Around that same time, during the early ‘80s, faculty and staff at the Women’s Studies Program at Penn founded the Alice Paul Center, signaling further solidification of the field. It hasn’t been until the last 10 years, in response to a diversified academia and a series of culture wars around sex-radical and anti-porn feminists, that the study of sexuality was widely accepted as a key part of the field of women’s studies. In 2010, the Women’s Studies Program officially changed its title to GSWS, reflecting the field’s continued inclusion.
“When sexuality studies emerged, there was new attention to queers, lesbians, and bisexuals, but it was just very recently that the word ‘trans’ has been included, and it’s causing a lot of new thinking about gender polarities,” Poggi says. “But the program here has responded to those changes, and we have a very strong group of faculty who seek to address those issues.”
A commitment to continued inclusion
Today, the GSWS Program, which consists of a major, a minor, and a unique graduate certificate, boasts 1,700 enrollments and more than 50 courses per year cross-listed with topics ranging from English and art history to economics and music. The Alice Paul Center remains a hub for research, faculty fellowships, and seminars, and sponsors three endowed lecturers.
Kurz touts women’s studies’ stake in academia as a real feat, recalling a former colleague once warned her the field was a fad.
“It’s been a long process of adding onto the Program,” Kurz says. “But this is the way organizations work—you have to prove yourself.”

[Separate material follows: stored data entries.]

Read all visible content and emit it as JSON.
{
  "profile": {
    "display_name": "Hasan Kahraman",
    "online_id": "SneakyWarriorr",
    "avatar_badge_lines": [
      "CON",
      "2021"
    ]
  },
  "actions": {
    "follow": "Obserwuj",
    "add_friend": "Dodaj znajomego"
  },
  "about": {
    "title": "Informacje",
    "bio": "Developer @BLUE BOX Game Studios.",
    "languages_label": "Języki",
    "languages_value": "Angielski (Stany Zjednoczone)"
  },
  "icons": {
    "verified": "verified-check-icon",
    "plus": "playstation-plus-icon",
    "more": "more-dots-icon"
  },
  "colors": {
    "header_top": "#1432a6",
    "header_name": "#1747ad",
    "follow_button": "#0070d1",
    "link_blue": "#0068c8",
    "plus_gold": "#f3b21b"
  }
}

To celebrate the Program’s successes, GSWS and the Penn Women’s Center are hosting the 40th Anniversary Conference, with free, public events running Thursday, Feb. 27, and Friday, Feb. 28. Sessions of note include “Early Activism Against Sexual Violence at Penn” and “1973: Celebrating our Founders and Early Activism at Penn,” featuring some of the founders of the Program and the PWC. Feminist writer and media personality Jessica Valenti will deliver the keynote speech, “Purity, Sexism, and Activism.”
“In part, this conference is about the anniversary, so we’re looking back, we’re remembering our founders and activists, and we’re celebrating the good work that women’s studies and activists have done at Penn and what’s been achieved,” says Melanie Adley, associate director of the GSWS Program and the Alice Paul Center. “But at the same time, we’re also looking to what’s missing in the field—there’s always something new.”
Conference organizers say that in addition to highlighting the interdisciplinary nature of GSWS, they hope attendees will realize just how important understanding the history of women’s studies is to mapping out the field’s future.
“The takeaway is, you can no longer have a neutral notion of subjects like history, or sociology, or really of anything, and just vaguely assume that white males stand for all of humanity,” Poggi says. “I think the study of women destabilizes all of those assumptions, and it complicates the picture of what’s out there, and it will continue to as we expand the narrative.”